• izledim
    • izlemek istiyorum
  • youreads puanı (8.56)
2001; a space odyssey - stanley kubrick
2001: bir uzay destanı (ingilizce: 2001: a space odyssey), 1968 yılında stanley kubrick tarafından yönetilen bilimkurgu filmi. senaryosu kubrick ve ünlü bilimkurgu yazarı arthur c. clarke tarafından kaleme alınmıştır.stanley kubrick, dr. garipaşk filmini bitirmesinin üzerine bir bilimkurgu filmi çekmek ister; filme dönüştürülebilecek bir fikir geliştirmek üzere bilimadamı ve bilimkurgu yazarı arthur c. clarke'a danışır. clarke da 'sentinel' adlı kısa öyküsünü önerir. bunun üzerine önemli bir ortaklık kurulur: kubrick ve clarke, eleştirmenler, sanatçılar ve izleyiciler tarafından sıklıkla en başarılı bilim-kurgu olarak anılan '2001: a space odyssey'i kurmaya başlarlar; kubrick senaryoyu yazıp, geliştirirken, clarke da aynı ismi taşıyan romanı yazar. stanley kubrick'in isteği üzerine, bu roman filmin gösterime girmesinden sonra yayınlanır.film, alışılageldik anlatım yöntemlerinin dışına çıkması, zamanına göre son derece şaşırtıcı olan görsel efektleri, uzun süresi ve gösterime girdiğinden beri tartışılan sonu (yıldız-çocuk sekansı) ile sinema tarihinde ün kazanmıştır.


  1. dunyanin en sikici filmi.
    yok arkadas bir film guzelse gece saat 3'de oturup sonuna kadar goz kirpmadan izlersin. bu filmde garantisini veriyorum uyuya kalirsiniz. saati 3 yapmaniza da gerek yok. uyuyamadiginiz, ama uyumak istediginiz bir gece acin bu filmi, ilk 1 saat bitmeden uyursunuz.

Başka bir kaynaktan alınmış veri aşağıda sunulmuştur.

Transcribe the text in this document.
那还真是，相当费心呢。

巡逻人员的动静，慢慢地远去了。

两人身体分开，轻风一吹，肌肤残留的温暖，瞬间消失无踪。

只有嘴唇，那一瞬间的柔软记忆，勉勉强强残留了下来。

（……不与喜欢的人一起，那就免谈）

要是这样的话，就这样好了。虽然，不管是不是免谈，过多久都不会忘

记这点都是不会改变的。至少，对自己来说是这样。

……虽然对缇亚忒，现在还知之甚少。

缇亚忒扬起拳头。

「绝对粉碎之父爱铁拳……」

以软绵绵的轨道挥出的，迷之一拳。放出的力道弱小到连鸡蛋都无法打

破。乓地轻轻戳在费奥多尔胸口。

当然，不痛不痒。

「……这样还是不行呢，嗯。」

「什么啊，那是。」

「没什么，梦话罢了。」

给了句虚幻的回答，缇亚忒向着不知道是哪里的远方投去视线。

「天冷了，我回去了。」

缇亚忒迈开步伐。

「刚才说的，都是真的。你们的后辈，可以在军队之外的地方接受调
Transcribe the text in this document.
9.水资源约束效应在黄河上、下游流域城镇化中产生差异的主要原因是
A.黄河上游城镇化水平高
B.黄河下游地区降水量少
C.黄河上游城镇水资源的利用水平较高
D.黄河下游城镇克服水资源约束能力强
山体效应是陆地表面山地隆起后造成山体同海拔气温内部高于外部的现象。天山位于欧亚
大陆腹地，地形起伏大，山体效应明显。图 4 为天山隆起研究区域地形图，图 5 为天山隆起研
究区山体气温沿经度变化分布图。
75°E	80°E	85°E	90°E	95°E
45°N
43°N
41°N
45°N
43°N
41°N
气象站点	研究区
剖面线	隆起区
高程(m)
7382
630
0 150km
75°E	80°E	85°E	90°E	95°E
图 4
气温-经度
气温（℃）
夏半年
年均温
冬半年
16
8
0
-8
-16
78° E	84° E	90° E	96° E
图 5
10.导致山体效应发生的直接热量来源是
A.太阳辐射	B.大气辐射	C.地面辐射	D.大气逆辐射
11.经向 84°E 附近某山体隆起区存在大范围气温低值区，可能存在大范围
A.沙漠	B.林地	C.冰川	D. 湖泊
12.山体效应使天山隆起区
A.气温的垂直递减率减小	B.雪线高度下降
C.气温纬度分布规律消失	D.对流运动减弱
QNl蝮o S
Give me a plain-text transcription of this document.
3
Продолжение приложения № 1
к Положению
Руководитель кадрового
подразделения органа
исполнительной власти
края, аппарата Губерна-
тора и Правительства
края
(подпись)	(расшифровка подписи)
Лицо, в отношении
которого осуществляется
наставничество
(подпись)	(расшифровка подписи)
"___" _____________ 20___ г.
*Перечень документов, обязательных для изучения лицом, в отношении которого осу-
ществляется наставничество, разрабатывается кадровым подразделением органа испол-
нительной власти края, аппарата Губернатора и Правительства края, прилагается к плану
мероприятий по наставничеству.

    kisa film falan olsaydi guzel olabilirmis, bu filme 2 saat cok fazla. butun olayi en fazla 30 dakika gibi makul bir surede anlatabilirmis kubrick. nitekim filmin ici bombos, koca filmde 2 3 olay falan var. onun disinda uzayda giden bir gemi, baska da bir sey yok.
  2. defalarca izlenebilecek filmler listesine eklemeyi unuttuğum film... 60 lar ve 70 lerde çok flash bir akım olan paleoseti felsefesi (erich von daniken öyle isimlendiriyor ben değil) ne yapılmış mükemmel atıfı bilmeden yargılamamak lazım bu akım hakkında bir fikriniz yoksa film ilk 10 dakikasında uyuya kalmanız çok doğal... bu arada yakın zamanda izlediğim jacobs ladder filmini de anlamak için ölüm anındaki beyin aktiviteleri ve bilinç konusunda yapılmış araştırmaları okumanızı öneririm arkadaşlar aksi halde bu canım filmi de çok anlamsız bulacağınız kesin daha fazla konuşmayayım spoiler olacak... :)
  3. kendime bir film çizelgesi oluşturmuştum. piyanist, schindler'in listesi, ivan'ın çocukluğu, iwo jima'ya mektuplar, vb filmler listemi oluşturuyordu. filmleri incelerken 2001: a space odyssey adlı film sürekli dikkatimi çekmesine rağmen izlemeye korkuyordum. stanley kubrick'i biraz biliyordum. korkum bu durumdandı sanırım. neyse filmi izleyecek cesareti bulduğumda direkt filmi izleyebileceğim bir yere koştum. film bittiğinde ise içimde garip hisler oluştu. bu duyguları tercüme edemesem de filmin benim üzerimdeki etkisi şöyleydi;

    sevdiğiniz bir yiyecek olur. bu yemeği yapılabilecek en güzel halinde yemek istersiniz. ama ne yapılması kolaydır ne de sindirilmesi. sadece bir kere yiyebileceğiniz lezzetlerden olur. yedikten sonra daha da yemek istersiniz ama ortada güzel ya da etkileyici bir yemek bulunmamaktadır. onlara kalırsınız. yemekleri yersiniz fakat aklınızda o eşsiz yemek kalır. yemeğin tadını da alamazsınız zevkini de.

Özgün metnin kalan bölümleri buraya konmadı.